Reproductive, maternal, newborn, child and adolescent health (RMNCAH) indicators, such as the maternal mortality ratio, often serve as a litmus test for health system performance, because women’s and children’s health lies at the core of any health system.1 The health and survival of women and children does not depend on a single intervention, but on packages of interventions delivered at all levels of the health system. Mapping and tracking RMNCAH therefore captures changes in wider health system performance.
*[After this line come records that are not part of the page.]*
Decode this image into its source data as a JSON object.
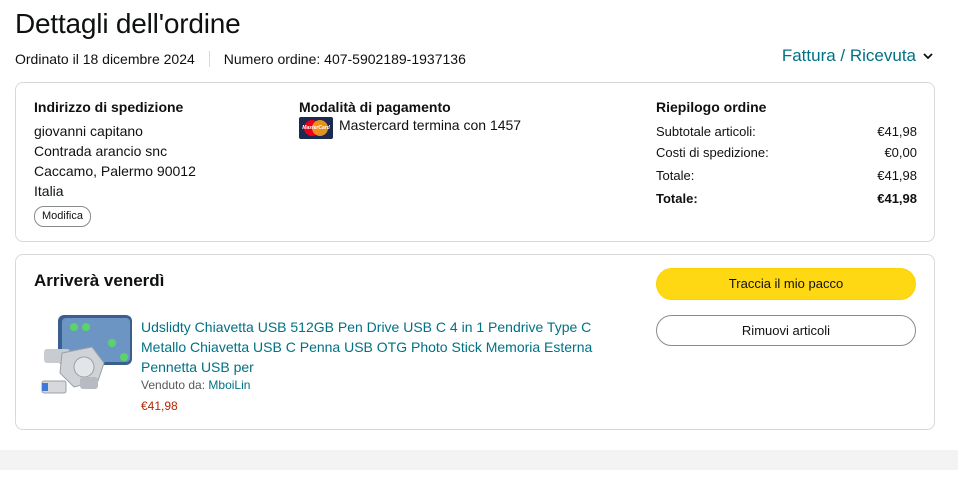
{
  "page": {
    "title": "Dettagli dell'ordine",
    "order_date": "Ordinato il 18 dicembre 2024",
    "order_number": "Numero ordine: 407-5902189-1937136",
    "invoice_link": "Fattura / Ricevuta"
  },
  "shipping": {
    "heading": "Indirizzo di spedizione",
    "name": "giovanni capitano",
    "street": "Contrada arancio snc",
    "city": "Caccamo, Palermo 90012",
    "country": "Italia",
    "edit_button": "Modifica"
  },
  "payment": {
    "heading": "Modalità di pagamento",
    "card_icon": "mastercard-icon",
    "card_logo_text": "MasterCard",
    "card_text": "Mastercard termina con 1457"
  },
  "summary": {
    "heading": "Riepilogo ordine",
    "rows": [
      {
        "label": "Subtotale articoli:",
        "value": "€41,98"
      },
      {
        "label": "Costi di spedizione:",
        "value": "€0,00"
      },
      {
        "label": "Totale:",
        "value": "€41,98"
      },
      {
        "label": "Totale:",
        "value": "€41,98"
      }
    ]
  },
  "shipment": {
    "arrival": "Arriverà venerdì",
    "track_button": "Traccia il mio pacco",
    "remove_button": "Rimuovi articoli",
    "product": {
      "title": "Udslidty Chiavetta USB 512GB Pen Drive USB C 4 in 1 Pendrive Type C Metallo Chiavetta USB C Penna USB OTG Photo Stick Memoria Esterna Pennetta USB per",
      "seller_label": "Venduto da:",
      "seller_name": "MboiLin",
      "price": "€41,98"
    }
  },
  "colors": {
    "link": "#007185",
    "track_button": "#ffd814",
    "price": "#b12704"
  }
}
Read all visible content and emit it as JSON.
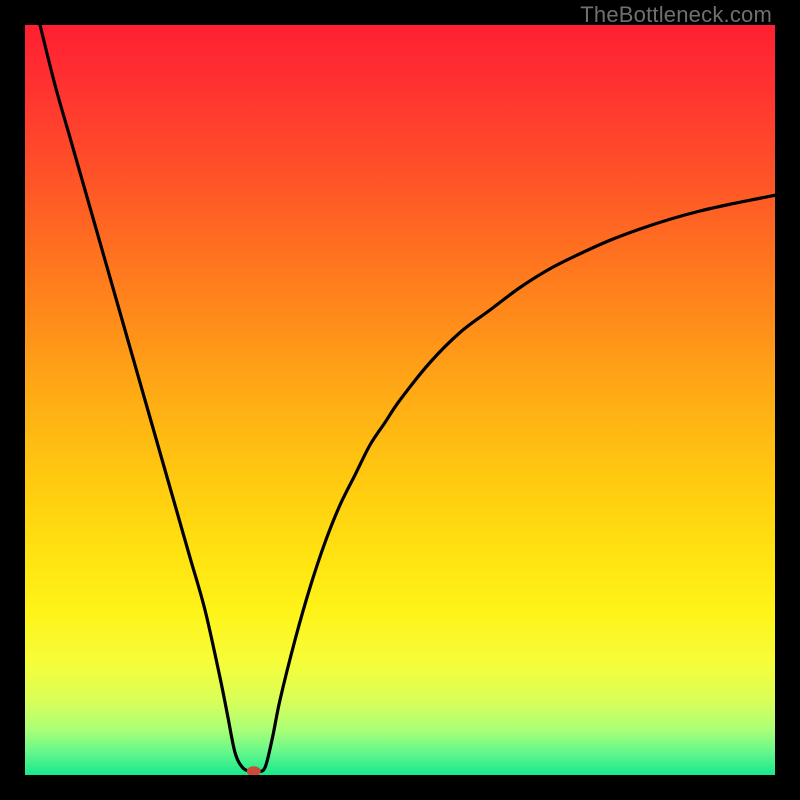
{
  "watermark": "TheBottleneck.com",
  "chart_data": {
    "type": "line",
    "title": "",
    "xlabel": "",
    "ylabel": "",
    "xlim": [
      0,
      100
    ],
    "ylim": [
      0,
      100
    ],
    "grid": false,
    "legend": false,
    "series": [
      {
        "name": "bottleneck-curve",
        "x": [
          0,
          2,
          4,
          6,
          8,
          10,
          12,
          14,
          16,
          18,
          20,
          22,
          24,
          26,
          27,
          28,
          29,
          30,
          31,
          32,
          33,
          34,
          36,
          38,
          40,
          42,
          44,
          46,
          48,
          50,
          54,
          58,
          62,
          66,
          70,
          74,
          78,
          82,
          86,
          90,
          94,
          98,
          100
        ],
        "y": [
          108,
          100,
          92,
          85,
          78,
          71,
          64,
          57,
          50,
          43,
          36,
          29,
          22,
          13,
          8,
          3,
          1,
          0.5,
          0.5,
          1,
          5,
          10,
          18,
          25,
          31,
          36,
          40,
          44,
          47,
          50,
          55,
          59,
          62,
          65,
          67.5,
          69.5,
          71.3,
          72.8,
          74.1,
          75.2,
          76.1,
          76.9,
          77.3
        ]
      }
    ],
    "marker": {
      "x": 30.5,
      "y": 0.5,
      "color": "#cc4a3a",
      "rx": 7,
      "ry": 5
    },
    "gradient_stops": [
      {
        "offset": 0.0,
        "color": "#ff1f33"
      },
      {
        "offset": 0.1,
        "color": "#ff3730"
      },
      {
        "offset": 0.2,
        "color": "#ff5228"
      },
      {
        "offset": 0.3,
        "color": "#ff7020"
      },
      {
        "offset": 0.4,
        "color": "#ff8e1a"
      },
      {
        "offset": 0.5,
        "color": "#ffad14"
      },
      {
        "offset": 0.6,
        "color": "#ffc810"
      },
      {
        "offset": 0.7,
        "color": "#ffe111"
      },
      {
        "offset": 0.78,
        "color": "#fff318"
      },
      {
        "offset": 0.85,
        "color": "#f6fd3a"
      },
      {
        "offset": 0.9,
        "color": "#d9ff58"
      },
      {
        "offset": 0.94,
        "color": "#aaff77"
      },
      {
        "offset": 0.97,
        "color": "#63f78b"
      },
      {
        "offset": 1.0,
        "color": "#17e98d"
      }
    ]
  }
}
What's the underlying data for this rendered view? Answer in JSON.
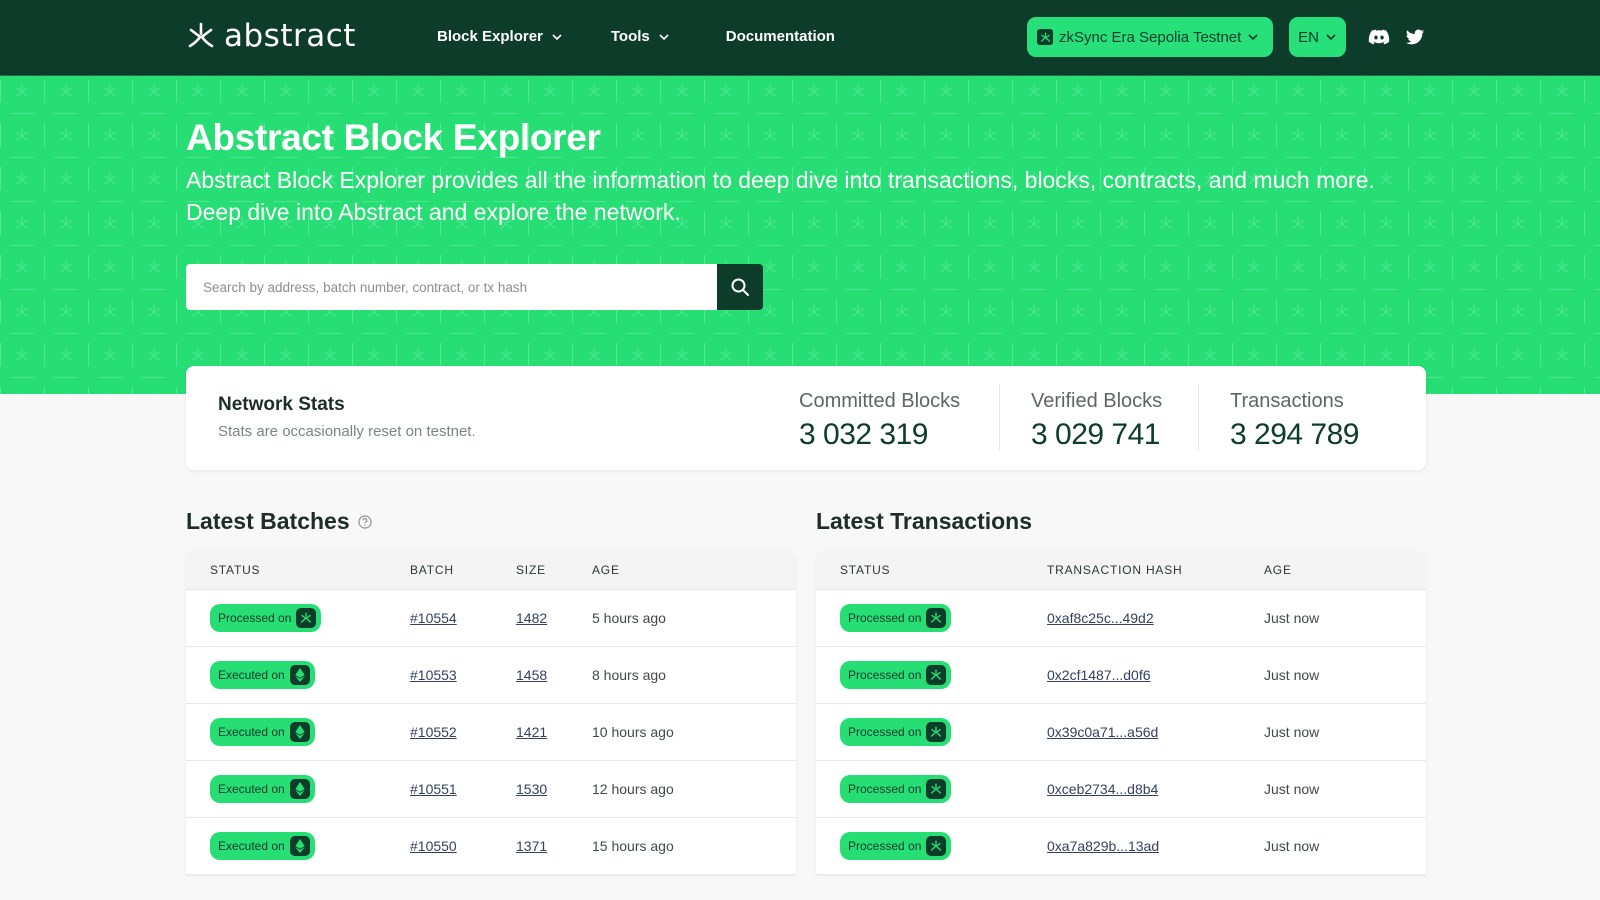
{
  "header": {
    "logo_text": "abstract",
    "nav": [
      {
        "label": "Block Explorer",
        "has_dropdown": true
      },
      {
        "label": "Tools",
        "has_dropdown": true
      },
      {
        "label": "Documentation",
        "has_dropdown": false
      }
    ],
    "network_selector": "zkSync Era Sepolia Testnet",
    "language_selector": "EN",
    "social_icons": [
      "discord-icon",
      "twitter-icon"
    ]
  },
  "hero": {
    "title": "Abstract Block Explorer",
    "description": "Abstract Block Explorer provides all the information to deep dive into transactions, blocks, contracts, and much more. Deep dive into Abstract and explore the network.",
    "search": {
      "placeholder": "Search by address, batch number, contract, or tx hash",
      "value": ""
    }
  },
  "stats": {
    "title": "Network Stats",
    "subtitle": "Stats are occasionally reset on testnet.",
    "items": [
      {
        "label": "Committed Blocks",
        "value": "3 032 319"
      },
      {
        "label": "Verified Blocks",
        "value": "3 029 741"
      },
      {
        "label": "Transactions",
        "value": "3 294 789"
      }
    ]
  },
  "batches": {
    "title": "Latest Batches",
    "columns": [
      "STATUS",
      "BATCH",
      "SIZE",
      "AGE"
    ],
    "rows": [
      {
        "status": "Processed on",
        "network": "abstract",
        "batch": "#10554",
        "size": "1482",
        "age": "5 hours ago"
      },
      {
        "status": "Executed on",
        "network": "ethereum",
        "batch": "#10553",
        "size": "1458",
        "age": "8 hours ago"
      },
      {
        "status": "Executed on",
        "network": "ethereum",
        "batch": "#10552",
        "size": "1421",
        "age": "10 hours ago"
      },
      {
        "status": "Executed on",
        "network": "ethereum",
        "batch": "#10551",
        "size": "1530",
        "age": "12 hours ago"
      },
      {
        "status": "Executed on",
        "network": "ethereum",
        "batch": "#10550",
        "size": "1371",
        "age": "15 hours ago"
      }
    ]
  },
  "transactions": {
    "title": "Latest Transactions",
    "columns": [
      "STATUS",
      "TRANSACTION HASH",
      "AGE"
    ],
    "rows": [
      {
        "status": "Processed on",
        "network": "abstract",
        "hash": "0xaf8c25c...49d2",
        "age": "Just now"
      },
      {
        "status": "Processed on",
        "network": "abstract",
        "hash": "0x2cf1487...d0f6",
        "age": "Just now"
      },
      {
        "status": "Processed on",
        "network": "abstract",
        "hash": "0x39c0a71...a56d",
        "age": "Just now"
      },
      {
        "status": "Processed on",
        "network": "abstract",
        "hash": "0xceb2734...d8b4",
        "age": "Just now"
      },
      {
        "status": "Processed on",
        "network": "abstract",
        "hash": "0xa7a829b...13ad",
        "age": "Just now"
      }
    ]
  },
  "colors": {
    "header_bg": "#0e3c2a",
    "accent_green": "#27de75",
    "link": "#34405e"
  }
}
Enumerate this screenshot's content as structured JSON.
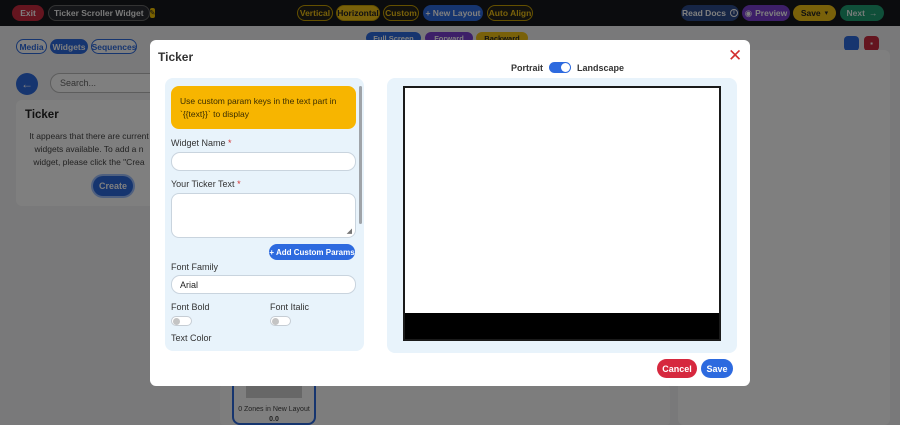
{
  "topbar": {
    "exit_label": "Exit",
    "widget_title": "Ticker Scroller Widget",
    "orientations": {
      "vertical": "Vertical",
      "horizontal": "Horizontal",
      "custom": "Custom"
    },
    "new_layout_label": "+ New Layout",
    "auto_align_label": "Auto Align",
    "read_docs_label": "Read Docs",
    "preview_label": "Preview",
    "save_label": "Save",
    "next_label": "Next"
  },
  "background": {
    "tabs": {
      "media": "Media",
      "widgets": "Widgets",
      "sequences": "Sequences"
    },
    "search_placeholder": "Search...",
    "card_title": "Ticker",
    "card_lines": [
      "It appears that there are current",
      "widgets available. To add a n",
      "widget, please click the \"Crea"
    ],
    "create_label": "Create",
    "zone_text": "0 Zones in New Layout",
    "zone_value": "0.0",
    "toolbar": {
      "full_screen": "Full Screen",
      "forward": "Forward",
      "backward": "Backward"
    }
  },
  "modal": {
    "title": "Ticker",
    "close_glyph": "✕",
    "orientation": {
      "portrait": "Portrait",
      "landscape": "Landscape"
    },
    "info_lines": [
      "Use custom param keys in the text part in",
      "`{{text}}` to display"
    ],
    "widget_name_label": "Widget Name",
    "widget_name_value": "",
    "ticker_text_label": "Your Ticker Text",
    "ticker_text_value": "",
    "required_mark": "*",
    "add_params_label": "+ Add Custom Params",
    "font_family_label": "Font Family",
    "font_family_value": "Arial",
    "font_bold_label": "Font Bold",
    "font_italic_label": "Font Italic",
    "text_color_label": "Text Color",
    "cancel_label": "Cancel",
    "save_label": "Save"
  }
}
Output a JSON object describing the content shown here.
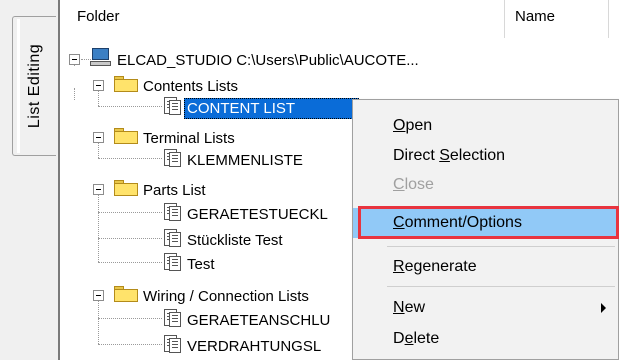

But mapping has traditionally been the domain of disease-specific tracking, providing useful, but limited snapshots of progress embedded in vertical intervention mechanisms. Although disease-specific spatial mapping and research are effective ways to identify geographic inequities and to inform service provision, geographic and spatial analyses of RMNCAH have the potential to provide a broader perspective. But such analyses, especially for routine RMNCAH care provision, have been underused despite their potential to inform programmes and policies in low/middle-income countries. This commentary also argues that visualisation of RMNCAH data provides a potent social accountability and decision-making tool. Given the topic’s importance, a supplement on the use of geographic information systems (GIS) in RMNCAH is long overdue.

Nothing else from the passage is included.